Citing US Bureau of Labour Statistics data, the study points out that despite a significant increase in offshoring in the past five years, more IT jobs are available today in the US than at the height of the dotcom boom.
In fact, IT employment in the US in 2004 was 17 per cent higher than in 1999, and IT jobs are predicted to be among the fastest-growing occupations over the next decade.
And even with greater globalization, the report notes that the lower wage scales in India and China are not pushing down pay for US IT workers.
Citing information from the US Bureau of Labour Statistics, the report said IT workers have seen steady gains in average annual wages for different fields in the sector of between two to five per cent a year.
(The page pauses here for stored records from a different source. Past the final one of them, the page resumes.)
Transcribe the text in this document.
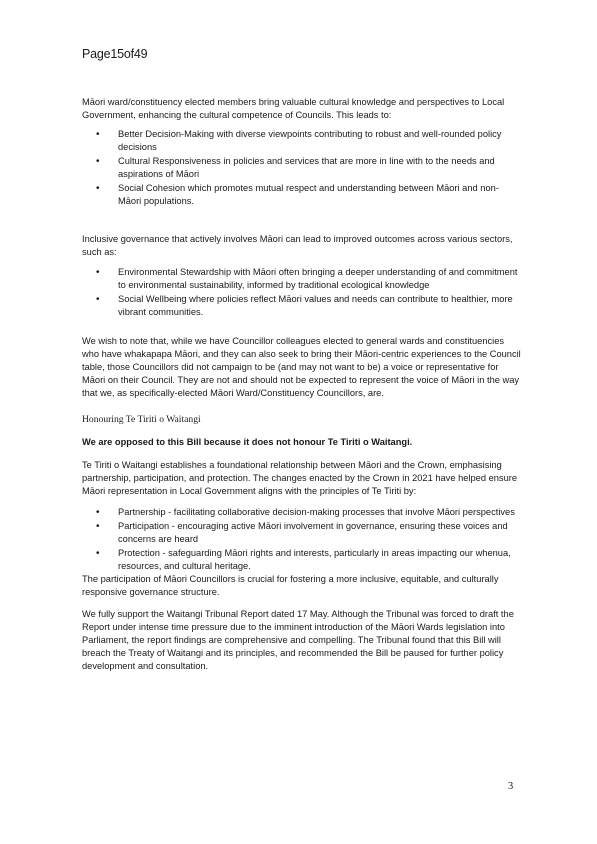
Page15of49

Māori ward/constituency elected members bring valuable cultural knowledge and perspectives to Local Government, enhancing the cultural competence of Councils. This leads to:

• Better Decision-Making with diverse viewpoints contributing to robust and well-rounded policy decisions
• Cultural Responsiveness in policies and services that are more in line with to the needs and aspirations of Māori
• Social Cohesion which promotes mutual respect and understanding between Māori and non-Māori populations.

Inclusive governance that actively involves Māori can lead to improved outcomes across various sectors, such as:

• Environmental Stewardship with Māori often bringing a deeper understanding of and commitment to environmental sustainability, informed by traditional ecological knowledge
• Social Wellbeing where policies reflect Māori values and needs can contribute to healthier, more vibrant communities.

We wish to note that, while we have Councillor colleagues elected to general wards and constituencies who have whakapapa Māori, and they can also seek to bring their Māori-centric experiences to the Council table, those Councillors did not campaign to be (and may not want to be) a voice or representative for Māori on their Council. They are not and should not be expected to represent the voice of Māori in the way that we, as specifically-elected Māori Ward/Constituency Councillors, are.

Honouring Te Tiriti o Waitangi

We are opposed to this Bill because it does not honour Te Tiriti o Waitangi.

Te Tiriti o Waitangi establishes a foundational relationship between Māori and the Crown, emphasising partnership, participation, and protection. The changes enacted by the Crown in 2021 have helped ensure Māori representation in Local Government aligns with the principles of Te Tiriti by:

• Partnership - facilitating collaborative decision-making processes that involve Māori perspectives
• Participation - encouraging active Māori involvement in governance, ensuring these voices and concerns are heard
• Protection - safeguarding Māori rights and interests, particularly in areas impacting our whenua, resources, and cultural heritage.

The participation of Māori Councillors is crucial for fostering a more inclusive, equitable, and culturally responsive governance structure.

We fully support the Waitangi Tribunal Report dated 17 May. Although the Tribunal was forced to draft the Report under intense time pressure due to the imminent introduction of the Māori Wards legislation into Parliament, the report findings are comprehensive and compelling. The Tribunal found that this Bill will breach the Treaty of Waitangi and its principles, and recommended the Bill be paused for further policy development and consultation.

3
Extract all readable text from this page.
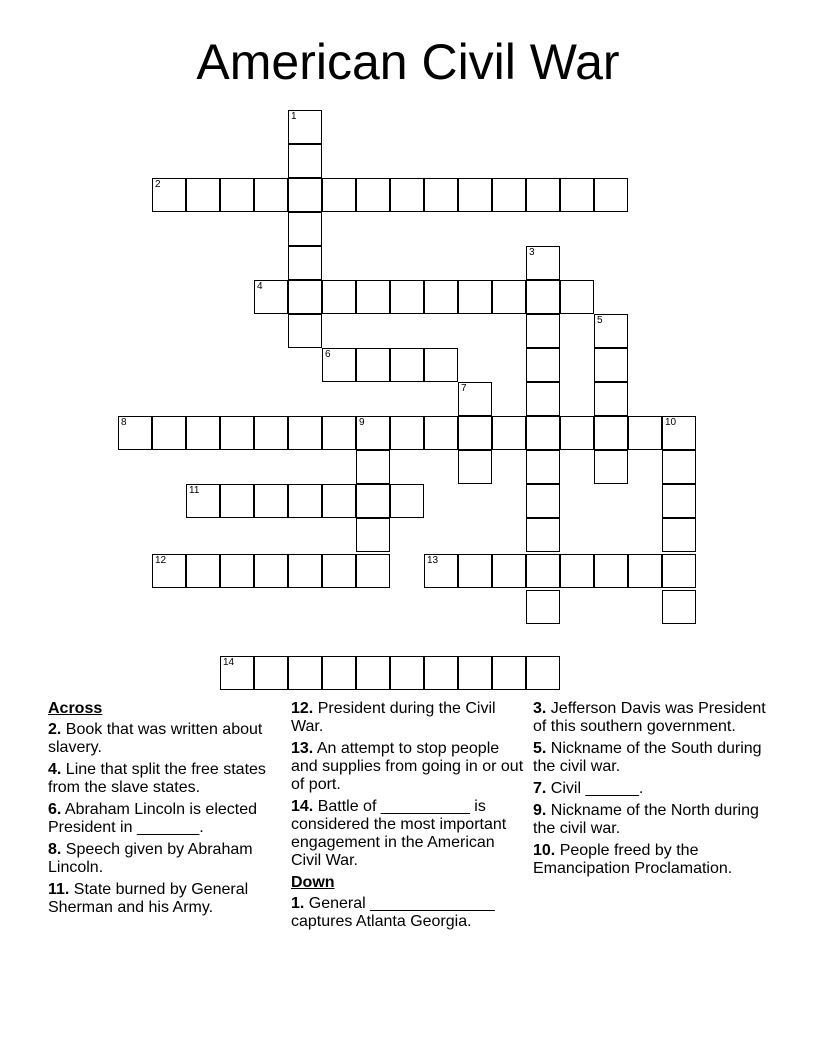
American Civil War
1
2
3
4
5
6
7
8	9	10
11
12	13
14
Across
2. Book that was written about slavery.
4. Line that split the free states from the slave states.
6. Abraham Lincoln is elected President in _______.
8. Speech given by Abraham Lincoln.
11. State burned by General Sherman and his Army.
12. President during the Civil War.
13. An attempt to stop people and supplies from going in or out of port.
14. Battle of __________ is considered the most important engagement in the American Civil War.
Down
1. General ______________ captures Atlanta Georgia.
3. Jefferson Davis was President of this southern government.
5. Nickname of the South during the civil war.
7. Civil ______.
9. Nickname of the North during the civil war.
10. People freed by the Emancipation Proclamation.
Giving an example of the deeply interconnected software industries of the US and India, the report points out that India benefits from generating new revenue and creating high-value jobs.
The US, on the other hand, benefits from having US-based corporations achieve better financial performance as a result of cost savings associated with offshoring some jobs and investing increased profits in growing business opportunities that create new jobs.
The study is also critical of market research reports projecting widespread job losses to offshoring.
"The objectivity and quality of other data sources, especially the data in reports from consulting firms and trade associations, is open to question, as these organisations may be serving their own agendas. Projections are always more suspect than data on current employment levels," it said.
The study notes that globalisation trends in the software industry have been fuelled by rapid advances in information technology as well as government action and economic factors.
"We changed the world," said Moshe Y Vardi, co-chair of the study group, and director of Computer and Information Technology Institute at Rice University, "and now it is changing us."
The study cites the wide availability of low-cost, high-bandwidth telecommunications, standardised software platforms and applications, digitalisation of work processes as well as education and national policies as key driving factors.